Step 4: Create the Argument Index#

The arguments collected from the OWI are fed into an Elasticsearch index. This index stores the controversial topic as claim, and all supporting and attacking text segments as premises. Moreover, it provides the curlielabels and keywords of the original text, the calculated argument quality score and the link to the original text for each argument. In the new args-demo, users can not only search for general arguments in a debate, but also for specific aspects/ sub-topics within the debate, for example arguments related to ‘deterrence’ in the discussion ‘We should fight for the abolition of nuclear weapons’.

Demo Application#

The original args.me is based on data crawled from different debate portals and is publicly accessible under the following link: www.args.me. A demo of the args.me search engine with OWS data can be tested here: www.args-reloaded.web.webis.de. In the top search box, you can search for one of the controversial topics from the ArgKP dataset. The lower search box can be used to specify a specific aspect or sub-topic of the debate for which you want to find arguments. Alternatively, this can also be left empty in order to get a general overview of arguments in this debate. The source link in each search result brings you to the corresponding webpage from which the argument was taken.

Statistics#

We extracted arguments from the curlie-collection from July until September.

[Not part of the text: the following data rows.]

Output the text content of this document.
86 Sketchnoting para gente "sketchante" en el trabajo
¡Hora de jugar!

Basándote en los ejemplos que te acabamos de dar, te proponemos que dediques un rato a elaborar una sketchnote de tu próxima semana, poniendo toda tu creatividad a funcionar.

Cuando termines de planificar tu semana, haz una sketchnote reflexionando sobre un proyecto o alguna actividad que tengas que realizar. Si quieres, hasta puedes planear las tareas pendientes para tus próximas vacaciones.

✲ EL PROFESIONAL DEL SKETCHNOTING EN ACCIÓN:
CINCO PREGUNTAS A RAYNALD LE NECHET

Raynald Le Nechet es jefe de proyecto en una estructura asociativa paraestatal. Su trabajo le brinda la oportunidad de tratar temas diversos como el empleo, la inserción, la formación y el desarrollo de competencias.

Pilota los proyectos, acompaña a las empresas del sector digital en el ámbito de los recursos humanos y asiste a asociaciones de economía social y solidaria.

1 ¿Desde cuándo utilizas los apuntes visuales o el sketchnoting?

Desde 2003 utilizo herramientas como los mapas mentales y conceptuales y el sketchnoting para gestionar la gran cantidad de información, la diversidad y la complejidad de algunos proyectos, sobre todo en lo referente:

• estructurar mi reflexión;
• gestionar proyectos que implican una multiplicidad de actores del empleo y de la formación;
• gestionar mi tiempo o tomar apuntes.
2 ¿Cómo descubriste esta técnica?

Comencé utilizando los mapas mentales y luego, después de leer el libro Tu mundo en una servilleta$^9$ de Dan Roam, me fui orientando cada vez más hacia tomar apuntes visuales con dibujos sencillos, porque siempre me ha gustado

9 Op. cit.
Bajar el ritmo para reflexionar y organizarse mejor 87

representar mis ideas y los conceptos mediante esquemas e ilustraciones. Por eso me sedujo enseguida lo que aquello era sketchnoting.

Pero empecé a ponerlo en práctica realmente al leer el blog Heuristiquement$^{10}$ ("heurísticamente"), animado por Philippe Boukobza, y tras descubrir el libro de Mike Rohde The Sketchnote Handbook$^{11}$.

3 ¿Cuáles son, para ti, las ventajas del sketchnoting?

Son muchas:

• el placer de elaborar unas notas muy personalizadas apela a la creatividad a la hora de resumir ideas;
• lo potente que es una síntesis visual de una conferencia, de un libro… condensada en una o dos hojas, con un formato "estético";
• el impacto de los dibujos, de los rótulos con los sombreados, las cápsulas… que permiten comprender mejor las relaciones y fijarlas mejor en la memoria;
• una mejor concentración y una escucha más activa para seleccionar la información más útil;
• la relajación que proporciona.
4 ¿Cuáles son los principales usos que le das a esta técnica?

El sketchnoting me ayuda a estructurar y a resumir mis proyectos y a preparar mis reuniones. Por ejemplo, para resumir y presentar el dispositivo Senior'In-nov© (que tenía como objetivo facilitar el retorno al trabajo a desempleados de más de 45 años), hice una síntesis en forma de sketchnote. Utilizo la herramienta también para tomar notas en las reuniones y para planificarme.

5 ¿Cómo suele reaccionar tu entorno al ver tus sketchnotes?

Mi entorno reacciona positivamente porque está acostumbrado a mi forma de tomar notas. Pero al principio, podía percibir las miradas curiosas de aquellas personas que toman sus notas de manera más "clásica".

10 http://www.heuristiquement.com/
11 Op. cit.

  • number of related texts: 24.359

  • number of extracted arguments (paragraph segmentations): 158.675

  • number of related texts and arguments for exemplary topics:

    • ‘We should abolish the right to keep and bear arms’: 352 texts, 4116 arguments

    • ‘We should fight for the abolition of nuclear weapons’: 111 texts, 1260 arguments

    • ‘We should abolish capital punishment’: 102 texts, 805 arguments

    • ‘We should legalize cannabis’: 975 texts, 13.319 arguments

    • ‘We should abandon the use of school uniform’: 43 texts, 184 arguments

Index Data#

We use data from the curlie_full collection index, where the curlielabels provide a categorization of web pages, which allows us to filter for potentially interesting pages. On the one hand, we search for forum pages, assuming that discussions there provide argumentative data. On the other hand, we search for webpages related to specific controversial topics in order to extend existing data on these topics. For both scenarios, the curlielabels provide a valuable categorization. For example, we can extract forum pages based on the curlielabel Chats_and_forums and train a classifier in order to also identify forum pages without curlielabel. More specific categories such as ‘Abortion’ (path in curlie-tree: ‘Society/ Issues/ Abortion’), ‘Homeschooling’ or ‘Vegetarianism’ (‘Society/ Lifestyle Choices/’) can help to find webpages related to controversial topics.

Evaluation#

TODO ?

Sustainability and ELSA#

Source Code and Installation#

TODO

Publications#

Original args.me#

Building an Argument Search Engine for the Web (Wachsmuth et al. 2017)
Data Acquisition for Argument Search: The args.me Corpus (Ajjour et al. 2019)

Recent#

Segmentation of Argumentative Texts by Key Statements for Argument Mining from the Web (Zelch et al. 2025)
Reproducing the Argument Quality Prediction of Project Debater (Zelch et al. 2025)

Future and Outlook#

We plan to further extend the current argument index by more data from the OWI. Apart from that, we want to enrich the index with more argument-related information such as key points. Additionally, we work on a forum classifier in order to find forum threads. These threads could also prove to be a valuable data source for collecting arguments on various topics, especially since they already provide some kind of reference between the differen posts. The forum classifier can then also be implemented as a preprocessing module and added the index creation pipeline.